L’Américaine réussit aussi l’exploit de se faire accepter par des collègues révolutionnaires, mais pas féministes… Présumés progressistes, les impressionnistes ne comptent guère de femmes dans leurs rangs. Mais celles-ci sont très visibles. Avec Berthe MORISOT, Mary Cassatt contribue grandement au rayonnement du mouvement. Elle se fait remarquer, lors de leur quatrième exposition en 1879, en dévoilant douze œuvres, dont certaines s’attirent quelque critique flatteuse. Lors de la sixième exposition, en 1881, Cassatt devient même la vedette de l’événement, avec La Tasse de Thé (prêt du MET de New-York).
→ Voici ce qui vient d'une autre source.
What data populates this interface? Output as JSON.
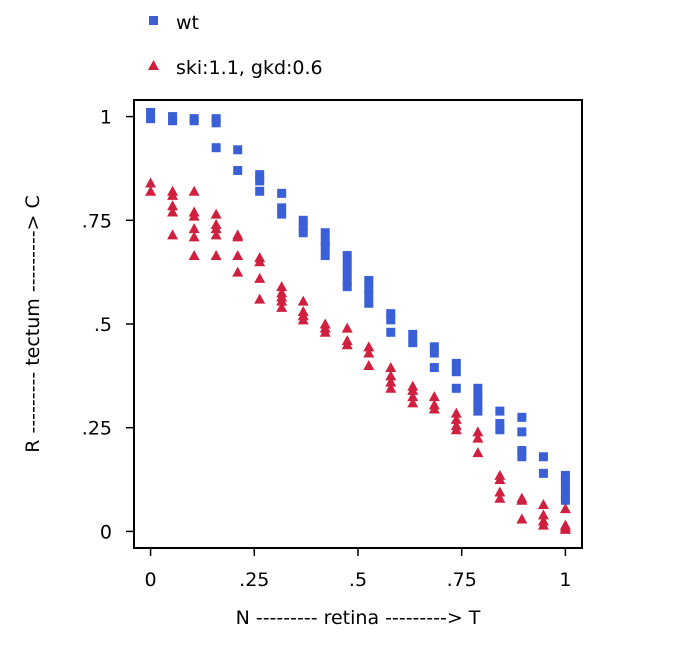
{
  "chart_data": {
    "type": "scatter",
    "xlabel": "N --------- retina ---------> T",
    "ylabel": "R --------- tectum ---------> C",
    "xlim": [
      -0.04,
      1.04
    ],
    "ylim": [
      -0.04,
      1.04
    ],
    "x_ticks": [
      {
        "value": 0,
        "label": "0"
      },
      {
        "value": 0.25,
        "label": ".25"
      },
      {
        "value": 0.5,
        "label": ".5"
      },
      {
        "value": 0.75,
        "label": ".75"
      },
      {
        "value": 1,
        "label": "1"
      }
    ],
    "y_ticks": [
      {
        "value": 0,
        "label": "0"
      },
      {
        "value": 0.25,
        "label": ".25"
      },
      {
        "value": 0.5,
        "label": ".5"
      },
      {
        "value": 0.75,
        "label": ".75"
      },
      {
        "value": 1,
        "label": "1"
      }
    ],
    "grid": false,
    "legend_position": "top-left",
    "series": [
      {
        "name": "wt",
        "marker": "square",
        "color": "#3a5fd6",
        "points": [
          [
            0,
            1.01
          ],
          [
            0,
            0.995
          ],
          [
            0.053,
            1.0
          ],
          [
            0.053,
            0.99
          ],
          [
            0.105,
            0.995
          ],
          [
            0.105,
            0.99
          ],
          [
            0.158,
            0.995
          ],
          [
            0.158,
            0.985
          ],
          [
            0.158,
            0.925
          ],
          [
            0.21,
            0.92
          ],
          [
            0.21,
            0.87
          ],
          [
            0.263,
            0.86
          ],
          [
            0.263,
            0.845
          ],
          [
            0.263,
            0.82
          ],
          [
            0.316,
            0.815
          ],
          [
            0.316,
            0.78
          ],
          [
            0.316,
            0.765
          ],
          [
            0.368,
            0.75
          ],
          [
            0.368,
            0.735
          ],
          [
            0.368,
            0.72
          ],
          [
            0.421,
            0.72
          ],
          [
            0.421,
            0.7
          ],
          [
            0.421,
            0.685
          ],
          [
            0.421,
            0.665
          ],
          [
            0.474,
            0.665
          ],
          [
            0.474,
            0.645
          ],
          [
            0.474,
            0.625
          ],
          [
            0.474,
            0.605
          ],
          [
            0.474,
            0.59
          ],
          [
            0.526,
            0.605
          ],
          [
            0.526,
            0.585
          ],
          [
            0.526,
            0.57
          ],
          [
            0.526,
            0.55
          ],
          [
            0.579,
            0.525
          ],
          [
            0.579,
            0.51
          ],
          [
            0.579,
            0.48
          ],
          [
            0.632,
            0.475
          ],
          [
            0.632,
            0.455
          ],
          [
            0.684,
            0.445
          ],
          [
            0.684,
            0.43
          ],
          [
            0.684,
            0.395
          ],
          [
            0.737,
            0.405
          ],
          [
            0.737,
            0.385
          ],
          [
            0.737,
            0.345
          ],
          [
            0.789,
            0.345
          ],
          [
            0.789,
            0.325
          ],
          [
            0.789,
            0.305
          ],
          [
            0.789,
            0.29
          ],
          [
            0.842,
            0.29
          ],
          [
            0.842,
            0.26
          ],
          [
            0.842,
            0.245
          ],
          [
            0.895,
            0.275
          ],
          [
            0.895,
            0.24
          ],
          [
            0.895,
            0.195
          ],
          [
            0.895,
            0.18
          ],
          [
            0.947,
            0.18
          ],
          [
            0.947,
            0.14
          ],
          [
            1,
            0.135
          ],
          [
            1,
            0.12
          ],
          [
            1,
            0.105
          ],
          [
            1,
            0.09
          ],
          [
            1,
            0.075
          ]
        ]
      },
      {
        "name": "ski:1.1, gkd:0.6",
        "marker": "triangle",
        "color": "#d0203f",
        "points": [
          [
            0,
            0.84
          ],
          [
            0,
            0.82
          ],
          [
            0.053,
            0.82
          ],
          [
            0.053,
            0.81
          ],
          [
            0.053,
            0.785
          ],
          [
            0.053,
            0.77
          ],
          [
            0.053,
            0.715
          ],
          [
            0.105,
            0.82
          ],
          [
            0.105,
            0.77
          ],
          [
            0.105,
            0.76
          ],
          [
            0.105,
            0.73
          ],
          [
            0.105,
            0.71
          ],
          [
            0.105,
            0.665
          ],
          [
            0.158,
            0.765
          ],
          [
            0.158,
            0.74
          ],
          [
            0.158,
            0.73
          ],
          [
            0.158,
            0.715
          ],
          [
            0.158,
            0.665
          ],
          [
            0.21,
            0.715
          ],
          [
            0.21,
            0.71
          ],
          [
            0.21,
            0.665
          ],
          [
            0.21,
            0.625
          ],
          [
            0.263,
            0.66
          ],
          [
            0.263,
            0.65
          ],
          [
            0.263,
            0.61
          ],
          [
            0.263,
            0.56
          ],
          [
            0.316,
            0.59
          ],
          [
            0.316,
            0.575
          ],
          [
            0.316,
            0.565
          ],
          [
            0.316,
            0.555
          ],
          [
            0.316,
            0.54
          ],
          [
            0.368,
            0.555
          ],
          [
            0.368,
            0.53
          ],
          [
            0.368,
            0.52
          ],
          [
            0.368,
            0.51
          ],
          [
            0.421,
            0.5
          ],
          [
            0.421,
            0.49
          ],
          [
            0.421,
            0.48
          ],
          [
            0.474,
            0.49
          ],
          [
            0.474,
            0.46
          ],
          [
            0.474,
            0.45
          ],
          [
            0.526,
            0.445
          ],
          [
            0.526,
            0.43
          ],
          [
            0.526,
            0.4
          ],
          [
            0.579,
            0.395
          ],
          [
            0.579,
            0.375
          ],
          [
            0.579,
            0.36
          ],
          [
            0.579,
            0.345
          ],
          [
            0.632,
            0.35
          ],
          [
            0.632,
            0.34
          ],
          [
            0.632,
            0.325
          ],
          [
            0.632,
            0.31
          ],
          [
            0.684,
            0.325
          ],
          [
            0.684,
            0.305
          ],
          [
            0.684,
            0.295
          ],
          [
            0.737,
            0.285
          ],
          [
            0.737,
            0.27
          ],
          [
            0.737,
            0.255
          ],
          [
            0.737,
            0.245
          ],
          [
            0.789,
            0.24
          ],
          [
            0.789,
            0.225
          ],
          [
            0.789,
            0.19
          ],
          [
            0.842,
            0.135
          ],
          [
            0.842,
            0.125
          ],
          [
            0.842,
            0.095
          ],
          [
            0.842,
            0.08
          ],
          [
            0.895,
            0.08
          ],
          [
            0.895,
            0.075
          ],
          [
            0.895,
            0.03
          ],
          [
            0.947,
            0.065
          ],
          [
            0.947,
            0.04
          ],
          [
            0.947,
            0.025
          ],
          [
            0.947,
            0.015
          ],
          [
            1,
            0.055
          ],
          [
            1,
            0.015
          ],
          [
            1,
            0.01
          ],
          [
            1,
            0.005
          ]
        ]
      }
    ]
  }
}
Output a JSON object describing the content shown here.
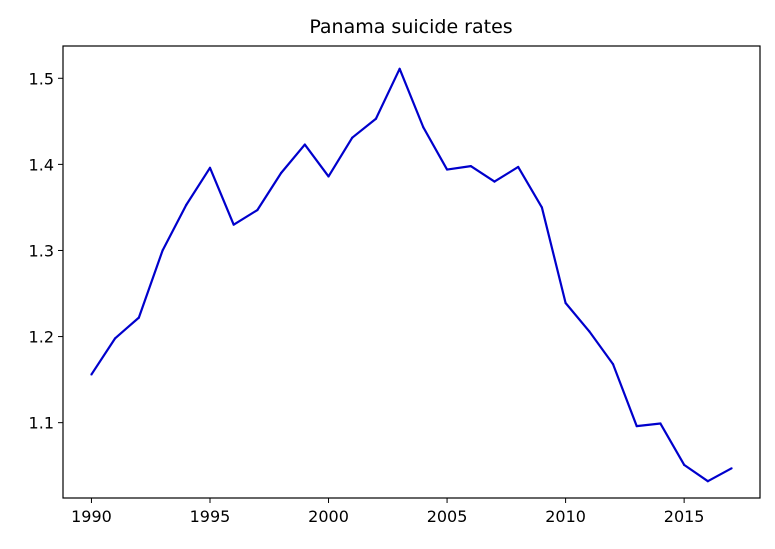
{
  "chart_data": {
    "type": "line",
    "title": "Panama suicide rates",
    "xlabel": "",
    "ylabel": "",
    "xlim": [
      1988.8,
      2018.2
    ],
    "ylim": [
      1.0125,
      1.5375
    ],
    "x_ticks": [
      "1990",
      "1995",
      "2000",
      "2005",
      "2010",
      "2015"
    ],
    "y_ticks": [
      "1.1",
      "1.2",
      "1.3",
      "1.4",
      "1.5"
    ],
    "grid": false,
    "legend": "none",
    "series": [
      {
        "color": "#0000cc",
        "x": [
          1990,
          1991,
          1992,
          1993,
          1994,
          1995,
          1996,
          1997,
          1998,
          1999,
          2000,
          2001,
          2002,
          2003,
          2004,
          2005,
          2006,
          2007,
          2008,
          2009,
          2010,
          2011,
          2012,
          2013,
          2014,
          2015,
          2016,
          2017
        ],
        "values": [
          1.156,
          1.198,
          1.222,
          1.3,
          1.353,
          1.396,
          1.33,
          1.347,
          1.39,
          1.423,
          1.386,
          1.431,
          1.453,
          1.511,
          1.443,
          1.394,
          1.398,
          1.38,
          1.397,
          1.35,
          1.239,
          1.206,
          1.168,
          1.096,
          1.099,
          1.051,
          1.032,
          1.047
        ]
      }
    ]
  }
}
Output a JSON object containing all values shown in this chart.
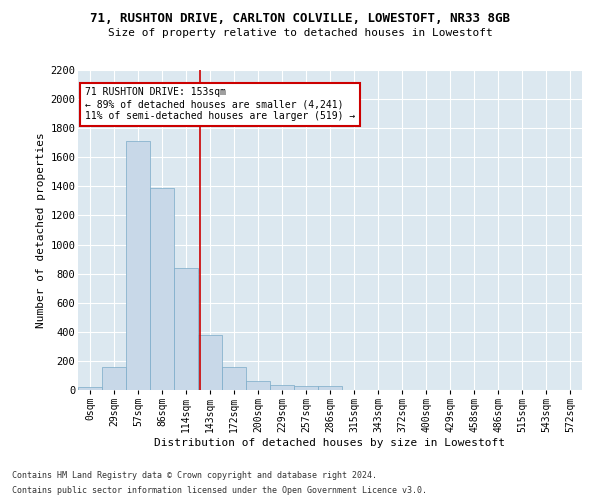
{
  "title": "71, RUSHTON DRIVE, CARLTON COLVILLE, LOWESTOFT, NR33 8GB",
  "subtitle": "Size of property relative to detached houses in Lowestoft",
  "xlabel": "Distribution of detached houses by size in Lowestoft",
  "ylabel": "Number of detached properties",
  "bar_color": "#c8d8e8",
  "bar_edge_color": "#7aaac8",
  "background_color": "#dce8f0",
  "fig_color": "#ffffff",
  "grid_color": "#ffffff",
  "bin_labels": [
    "0sqm",
    "29sqm",
    "57sqm",
    "86sqm",
    "114sqm",
    "143sqm",
    "172sqm",
    "200sqm",
    "229sqm",
    "257sqm",
    "286sqm",
    "315sqm",
    "343sqm",
    "372sqm",
    "400sqm",
    "429sqm",
    "458sqm",
    "486sqm",
    "515sqm",
    "543sqm",
    "572sqm"
  ],
  "bar_heights": [
    20,
    155,
    1710,
    1390,
    840,
    380,
    160,
    65,
    35,
    28,
    30,
    0,
    0,
    0,
    0,
    0,
    0,
    0,
    0,
    0,
    0
  ],
  "vline_x": 5.1,
  "vline_color": "#cc0000",
  "annotation_text": "71 RUSHTON DRIVE: 153sqm\n← 89% of detached houses are smaller (4,241)\n11% of semi-detached houses are larger (519) →",
  "annotation_box_color": "#ffffff",
  "annotation_border_color": "#cc0000",
  "ylim": [
    0,
    2200
  ],
  "yticks": [
    0,
    200,
    400,
    600,
    800,
    1000,
    1200,
    1400,
    1600,
    1800,
    2000,
    2200
  ],
  "footnote1": "Contains HM Land Registry data © Crown copyright and database right 2024.",
  "footnote2": "Contains public sector information licensed under the Open Government Licence v3.0."
}
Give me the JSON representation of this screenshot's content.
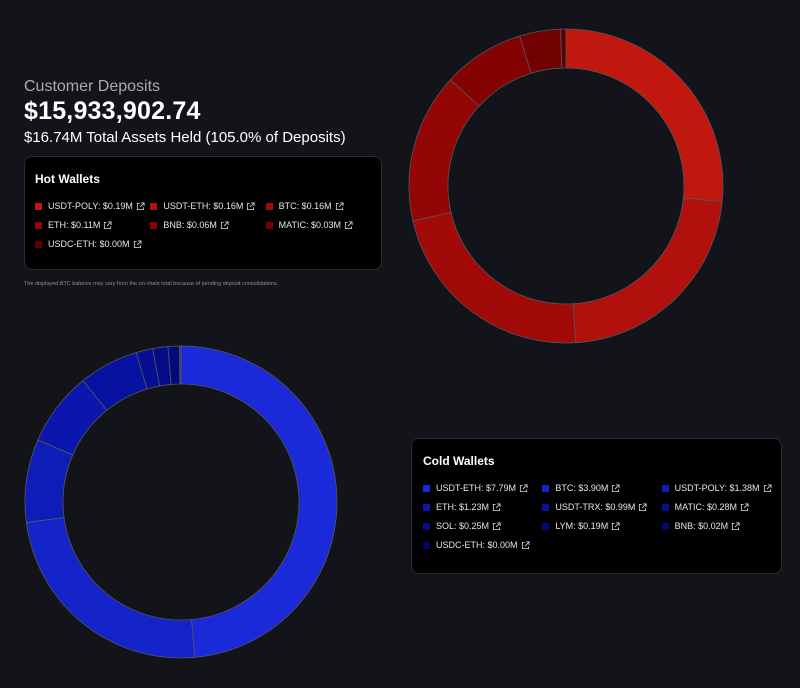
{
  "header": {
    "subtitle": "Customer Deposits",
    "total": "$15,933,902.74",
    "assets": "$16.74M Total Assets Held (105.0% of Deposits)"
  },
  "note": "The displayed BTC balance may vary from the on-chain total because of pending deposit consolidations.",
  "hot": {
    "title": "Hot Wallets",
    "items": [
      {
        "label": "USDT-POLY: $0.19M",
        "value": 0.19,
        "color": "#c0180f"
      },
      {
        "label": "USDT-ETH: $0.16M",
        "value": 0.16,
        "color": "#b2100c"
      },
      {
        "label": "BTC: $0.16M",
        "value": 0.16,
        "color": "#a20a08"
      },
      {
        "label": "ETH: $0.11M",
        "value": 0.11,
        "color": "#940606"
      },
      {
        "label": "BNB: $0.06M",
        "value": 0.06,
        "color": "#830303"
      },
      {
        "label": "MATIC: $0.03M",
        "value": 0.03,
        "color": "#720101"
      },
      {
        "label": "USDC-ETH: $0.00M",
        "value": 0.004,
        "color": "#5e0000"
      }
    ]
  },
  "cold": {
    "title": "Cold Wallets",
    "items": [
      {
        "label": "USDT-ETH: $7.79M",
        "value": 7.79,
        "color": "#1a2ad8"
      },
      {
        "label": "BTC: $3.90M",
        "value": 3.9,
        "color": "#1424c8"
      },
      {
        "label": "USDT-POLY: $1.38M",
        "value": 1.38,
        "color": "#0f1db8"
      },
      {
        "label": "ETH: $1.23M",
        "value": 1.23,
        "color": "#0b17ac"
      },
      {
        "label": "USDT-TRX: $0.99M",
        "value": 0.99,
        "color": "#0812a0"
      },
      {
        "label": "MATIC: $0.28M",
        "value": 0.28,
        "color": "#060e92"
      },
      {
        "label": "SOL: $0.25M",
        "value": 0.25,
        "color": "#050b86"
      },
      {
        "label": "LYM: $0.19M",
        "value": 0.19,
        "color": "#04097a"
      },
      {
        "label": "BNB: $0.02M",
        "value": 0.02,
        "color": "#03076c"
      },
      {
        "label": "USDC-ETH: $0.00M",
        "value": 0.004,
        "color": "#020560"
      }
    ]
  }
}
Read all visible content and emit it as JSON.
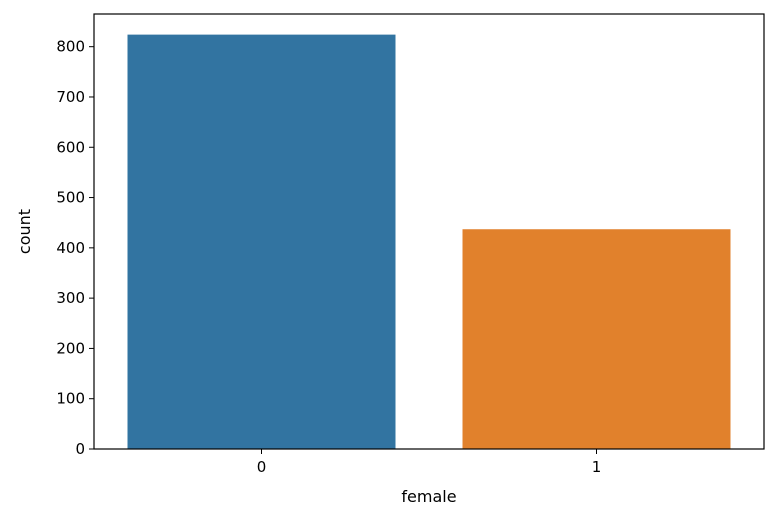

L’artiste sera de l’aventure impressionniste jusqu’à la dernière exposition en 1886, liant définitivement son nom au mouvement et à son succès futur.

Elle est aujourd’hui célébrée au musée Jacquemart-André accompagnée d’une cinquantaine de peintures, pastels, dessins et estampes. Jusqu’au 23 juillet 2018, les visiteurs parisiens pourront déambuler chronologiquement dans la vie de l’artiste au rythme de pièces rarement exposées ensemble.

A l’image de son parcours, le marché de Mary Cassatt se situe principalement aux États-Unis et en France. Après le record absolu obtenu en mai 2007 chez Christie’s New York pour Children playing with a Dog (6,2m$), le produit de ventes de l’artiste est en dent de scie. L’apparition sur le marché d’une pièce importante est un événement qui n’est confié qu’aux plus grandes maisons de vente : Sotheby’s et Christie’s se partagent les 30 derniers coups de marteau pour les plus hautes enchères de l’artiste, dont le plus récent remonte à mai 2017, avec près de 2,3 millions pour Girl in a Bonnet Tied with a Large Pink Bow, peint en 1909.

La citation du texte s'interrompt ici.